Don't ask me how I found this. I don't want to talk about it.

Clomipramine, is an antidepressant that has many interesting side effects. This one grabbed my attention: yawns can cause orgasms. The second case, "... A married male in his mid-twenties ...", was my favorite.

My mind was/is reeling thinking about the recreational possibilities this drug possesses (wow that word has a lot of S's).

Sherry, if you start taking this drug, can I watch? Imagine, you could climax before, during and after sex!

After I tell you a really funny and witty joke: orgasm.
After I tell you about my exciting day at work: orgasm.
During the 90 minutes of SNL: orgasm.
Morning: orgasm.
Night: orgasm.
An hour after eating turkey: oh god. oh god! orgasm.

Unfortunately, there are several not so entertaining side effects:

... , enlarged/painful breasts, unwanted breast milk production, irregular/painful menstrual periods, ... , trouble urinating, severe vomiting, ... , unusual/uncontrolled movements (especially of the tongue/face/lips), ... , black stools, ... ,vomit that looks like coffee grounds.


Coffee grounds!?

2007-01-14

Challenge Pro Mode Matches On

The development of my favorite Quake 3 mod is alive and kicking. I'm amazed by the longevity of the game. I know it's dated but I love it. As I play into the night, (OK -- 11PM), I must be one of 30 people who hasn't moved on.

A few weeks ago, while aimlessly surfing the interweb1 instead of writing a post for my blog, I decided to check out the Challenge Pro Mode site. Holy sweet Jesus! People are still actively developing the mod! The version I was running was 8 revisions behind. Wow, that's embarrassing. They have an RSS feed now, so I won't miss any future releases.

Here are my impressions so far...

Pros



  • Greatly improved GUI, giving easy access to most of the settings. Wanna hear through walls, turn off rocket smoke, or add cool effects to the Railgun? No problem. It's all adjustable from the GUI. No more editing configuration files.

  • Better looking fonts. Sounds stupid, I know, but they look so much better than the old ones.

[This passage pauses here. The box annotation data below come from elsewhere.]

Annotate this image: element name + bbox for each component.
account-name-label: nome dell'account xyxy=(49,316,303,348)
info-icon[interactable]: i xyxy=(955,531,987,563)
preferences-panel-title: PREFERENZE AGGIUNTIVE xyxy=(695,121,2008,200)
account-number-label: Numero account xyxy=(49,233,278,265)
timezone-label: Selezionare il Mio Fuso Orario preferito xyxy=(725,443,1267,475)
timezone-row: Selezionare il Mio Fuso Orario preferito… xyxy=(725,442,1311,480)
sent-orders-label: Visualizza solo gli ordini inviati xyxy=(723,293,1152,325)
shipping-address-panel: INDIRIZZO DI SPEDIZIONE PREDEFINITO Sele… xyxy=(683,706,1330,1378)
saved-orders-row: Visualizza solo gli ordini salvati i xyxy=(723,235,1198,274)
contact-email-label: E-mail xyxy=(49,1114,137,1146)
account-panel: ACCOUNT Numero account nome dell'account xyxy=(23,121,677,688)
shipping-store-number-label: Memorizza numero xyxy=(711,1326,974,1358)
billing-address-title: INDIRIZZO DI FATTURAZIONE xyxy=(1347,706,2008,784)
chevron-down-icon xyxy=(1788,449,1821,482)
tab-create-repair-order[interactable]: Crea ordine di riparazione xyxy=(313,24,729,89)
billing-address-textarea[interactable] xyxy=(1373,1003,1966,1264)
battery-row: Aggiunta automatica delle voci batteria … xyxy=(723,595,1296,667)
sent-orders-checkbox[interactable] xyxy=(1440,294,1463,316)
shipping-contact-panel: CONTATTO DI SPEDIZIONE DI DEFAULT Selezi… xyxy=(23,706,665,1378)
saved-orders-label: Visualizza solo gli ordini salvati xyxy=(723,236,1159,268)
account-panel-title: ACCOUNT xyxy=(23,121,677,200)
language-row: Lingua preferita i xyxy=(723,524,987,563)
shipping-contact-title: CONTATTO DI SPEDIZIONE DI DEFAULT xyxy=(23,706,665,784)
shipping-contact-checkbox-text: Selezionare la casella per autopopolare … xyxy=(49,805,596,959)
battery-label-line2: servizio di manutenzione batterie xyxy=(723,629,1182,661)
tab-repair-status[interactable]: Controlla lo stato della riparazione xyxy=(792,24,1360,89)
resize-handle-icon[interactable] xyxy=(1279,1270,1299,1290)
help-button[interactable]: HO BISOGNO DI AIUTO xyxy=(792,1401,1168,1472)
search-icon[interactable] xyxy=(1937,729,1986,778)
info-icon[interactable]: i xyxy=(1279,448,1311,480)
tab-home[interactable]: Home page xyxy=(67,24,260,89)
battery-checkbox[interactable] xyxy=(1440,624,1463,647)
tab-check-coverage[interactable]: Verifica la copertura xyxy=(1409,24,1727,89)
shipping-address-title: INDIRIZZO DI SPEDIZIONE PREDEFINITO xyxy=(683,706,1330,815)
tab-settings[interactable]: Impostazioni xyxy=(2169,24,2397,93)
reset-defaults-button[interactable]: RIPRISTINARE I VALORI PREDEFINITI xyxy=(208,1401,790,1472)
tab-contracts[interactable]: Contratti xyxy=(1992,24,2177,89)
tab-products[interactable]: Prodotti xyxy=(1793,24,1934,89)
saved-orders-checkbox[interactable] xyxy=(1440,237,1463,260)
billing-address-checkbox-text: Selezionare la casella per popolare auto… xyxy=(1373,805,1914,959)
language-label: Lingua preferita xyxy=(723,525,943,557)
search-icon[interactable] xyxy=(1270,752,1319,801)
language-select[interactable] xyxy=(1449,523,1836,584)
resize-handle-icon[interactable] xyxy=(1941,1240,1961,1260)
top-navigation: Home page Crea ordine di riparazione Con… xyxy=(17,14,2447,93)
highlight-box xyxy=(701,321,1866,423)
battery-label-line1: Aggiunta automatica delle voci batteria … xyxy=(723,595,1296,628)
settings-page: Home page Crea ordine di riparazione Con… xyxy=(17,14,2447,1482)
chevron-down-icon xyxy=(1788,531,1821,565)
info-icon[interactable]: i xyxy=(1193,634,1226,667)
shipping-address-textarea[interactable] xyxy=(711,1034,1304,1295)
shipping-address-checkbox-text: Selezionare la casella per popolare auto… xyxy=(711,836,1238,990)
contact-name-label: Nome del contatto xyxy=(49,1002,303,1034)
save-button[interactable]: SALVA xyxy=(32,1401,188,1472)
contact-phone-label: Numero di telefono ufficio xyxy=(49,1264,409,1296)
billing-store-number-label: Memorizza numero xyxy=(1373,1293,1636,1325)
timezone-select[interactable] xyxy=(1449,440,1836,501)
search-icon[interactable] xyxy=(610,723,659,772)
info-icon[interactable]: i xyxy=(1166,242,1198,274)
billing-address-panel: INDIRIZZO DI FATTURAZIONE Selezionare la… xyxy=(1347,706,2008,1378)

  • New in-game announcement voice option, providing a sexy female voice alternative to the default I-also-do-narration-for-movie-trailers guy.


Cons



  • Lower ammo counts for weapon pickup. You know, when you frag someone and get to pick up ammo from the weapon they dropped? For the Rocket Launcher, it used to be a 10 round/rocket reward, now it's 5. Doesn't sound like much but you'll notice.

  • Slightly less running speed. I realized that I wasn't able to make all of my usual trick jumps. Surely, it can't be me.

  • More segmentation faults. The CPMA bots (level 6 and up) appear to be broken again. My version of the game crashes from a segmentation fault whenever I attempt to use them.


In related news, I got a new mouse for Christmas. When it comes to tracking accuracy and speed, this one is better than my old mouse. The buttons could be a little better. There are five buttons in the wheel: scroll up, scroll down, click, tilt-left, and tilt-right. For normal computer use, these buttons are really handy, but in the heat of battle, I still have trouble. The tilt buttons are really sensitive, and the mouse wheel click requires too much force.

1 Deppen, I've added this word to my spell checker dictionary. So, no, I'm not going to stop using it. I'm a pioneer.